It's time to put the age' and the face' on HbA1c in elderly patients with diabetes mellitus
Gideon Mlawa1,3, James Alegbeleye1,3 & Raymond DEsouza1,2
Introduction: Older patients with diabetes mellitus often have concomitant comorbidities and physical disabilities which may lead to poor quality of life. The present diabetic guidelines available to clinicians in their practice suggest aggressive and meticulous diabetic control for target HbA1c (<7%). This is aimed at delaying or preventing complications. Such practice may predipose majority of older patients to experience recurrent hypoglycaemic epidodes and therefore compounding to their poor quality of life.

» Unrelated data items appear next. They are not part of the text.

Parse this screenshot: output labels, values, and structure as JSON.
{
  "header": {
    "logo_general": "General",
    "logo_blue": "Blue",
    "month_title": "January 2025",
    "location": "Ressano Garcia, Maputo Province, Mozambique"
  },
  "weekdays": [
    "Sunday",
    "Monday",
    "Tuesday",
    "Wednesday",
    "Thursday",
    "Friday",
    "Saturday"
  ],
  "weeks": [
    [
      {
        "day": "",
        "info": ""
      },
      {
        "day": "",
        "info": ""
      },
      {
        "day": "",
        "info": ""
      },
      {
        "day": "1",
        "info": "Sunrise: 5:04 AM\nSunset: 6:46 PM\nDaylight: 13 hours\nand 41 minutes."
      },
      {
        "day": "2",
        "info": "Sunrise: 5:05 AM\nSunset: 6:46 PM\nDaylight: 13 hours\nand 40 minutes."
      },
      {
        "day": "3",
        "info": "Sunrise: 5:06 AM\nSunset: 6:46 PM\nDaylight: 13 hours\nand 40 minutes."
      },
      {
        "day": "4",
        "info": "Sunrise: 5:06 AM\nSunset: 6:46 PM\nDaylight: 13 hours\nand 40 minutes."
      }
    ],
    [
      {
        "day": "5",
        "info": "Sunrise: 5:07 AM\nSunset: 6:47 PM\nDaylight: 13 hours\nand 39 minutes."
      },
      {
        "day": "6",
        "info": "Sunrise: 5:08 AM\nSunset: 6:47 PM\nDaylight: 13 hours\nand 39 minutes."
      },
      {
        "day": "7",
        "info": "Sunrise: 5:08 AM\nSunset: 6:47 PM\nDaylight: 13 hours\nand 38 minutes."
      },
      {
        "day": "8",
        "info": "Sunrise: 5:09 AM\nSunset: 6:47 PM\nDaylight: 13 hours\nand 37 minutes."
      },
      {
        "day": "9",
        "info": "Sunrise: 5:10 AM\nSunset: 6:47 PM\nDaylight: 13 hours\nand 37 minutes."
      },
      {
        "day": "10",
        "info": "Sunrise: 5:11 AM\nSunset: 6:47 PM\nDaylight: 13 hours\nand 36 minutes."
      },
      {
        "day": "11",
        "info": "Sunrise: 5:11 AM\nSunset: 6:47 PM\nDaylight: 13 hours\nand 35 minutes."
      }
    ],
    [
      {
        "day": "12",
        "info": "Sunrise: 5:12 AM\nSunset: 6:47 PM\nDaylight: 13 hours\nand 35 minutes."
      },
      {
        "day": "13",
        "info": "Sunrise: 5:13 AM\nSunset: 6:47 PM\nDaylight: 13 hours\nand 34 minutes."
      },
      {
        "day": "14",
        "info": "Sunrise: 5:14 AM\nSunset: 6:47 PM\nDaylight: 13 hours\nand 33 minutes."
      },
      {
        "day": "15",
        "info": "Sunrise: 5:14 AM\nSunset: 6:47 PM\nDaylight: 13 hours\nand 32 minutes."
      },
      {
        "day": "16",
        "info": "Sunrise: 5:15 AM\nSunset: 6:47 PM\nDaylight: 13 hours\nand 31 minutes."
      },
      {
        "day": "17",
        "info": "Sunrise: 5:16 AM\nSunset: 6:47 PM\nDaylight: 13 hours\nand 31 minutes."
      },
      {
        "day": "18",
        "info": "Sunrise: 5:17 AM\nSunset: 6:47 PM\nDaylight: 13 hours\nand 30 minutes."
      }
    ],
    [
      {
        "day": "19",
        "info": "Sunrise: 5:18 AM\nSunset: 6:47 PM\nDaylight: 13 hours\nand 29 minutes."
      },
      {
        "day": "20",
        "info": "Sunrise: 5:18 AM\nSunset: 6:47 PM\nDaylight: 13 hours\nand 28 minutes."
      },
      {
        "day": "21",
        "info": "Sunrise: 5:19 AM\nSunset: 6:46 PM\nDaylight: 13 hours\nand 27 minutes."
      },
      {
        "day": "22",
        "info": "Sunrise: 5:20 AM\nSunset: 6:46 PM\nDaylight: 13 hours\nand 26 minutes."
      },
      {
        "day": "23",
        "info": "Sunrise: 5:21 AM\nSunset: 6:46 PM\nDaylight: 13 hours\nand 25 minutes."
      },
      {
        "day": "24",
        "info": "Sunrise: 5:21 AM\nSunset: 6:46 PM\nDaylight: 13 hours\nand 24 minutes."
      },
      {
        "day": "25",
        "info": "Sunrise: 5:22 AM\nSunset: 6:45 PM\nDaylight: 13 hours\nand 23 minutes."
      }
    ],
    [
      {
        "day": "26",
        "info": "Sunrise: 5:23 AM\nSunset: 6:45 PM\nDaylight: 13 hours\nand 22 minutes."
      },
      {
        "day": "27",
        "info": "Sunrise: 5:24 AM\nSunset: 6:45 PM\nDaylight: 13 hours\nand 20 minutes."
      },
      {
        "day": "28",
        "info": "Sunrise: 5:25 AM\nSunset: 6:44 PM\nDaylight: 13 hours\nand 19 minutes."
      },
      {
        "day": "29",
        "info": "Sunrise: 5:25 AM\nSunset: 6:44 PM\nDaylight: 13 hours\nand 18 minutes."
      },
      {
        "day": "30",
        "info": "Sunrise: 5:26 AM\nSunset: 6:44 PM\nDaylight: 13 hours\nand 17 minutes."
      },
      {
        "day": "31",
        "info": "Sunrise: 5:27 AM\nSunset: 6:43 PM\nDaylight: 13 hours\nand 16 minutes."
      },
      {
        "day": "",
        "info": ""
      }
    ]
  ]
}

Methods: This is a cross-sectional survey of 46 diabetic patients aged between 65 and 90 years old who were seen in diabetic clinic. They were given questionnaire (SF36) to assess their quality of life (Mental and Physical component) in relation to blood glucose levels and other comorbidities.
Results: Older patients and especially those with other comorbidities such as chronic kidney disease, chronic obstructive airways disease, cognitive impairement, rheumatoid arthritis and peripheral vascular disease reported one or more episodes of hypoglycaemia per month due to tight glycaemic control. We found increased poor quality of life in such patients. Older patients responded that they were more likely to be less anxious and more comfortable if their blood glucose level was in the range of 710 mmol/l than below 5 mmol/l.
Conclusion: We suggest that clinicians practice should aim at supporting the well-being, good quality of life and healthy lifestyle of the older people with diabetes. Glycaemic control in this age group should be individualised to reflect patients clinical and personal needs and according to patients informed choice. By putting the age and the face on HbA1c both patients and clinicians will be able to achieve a better balance between good quality of life and acceptable glycaemic control.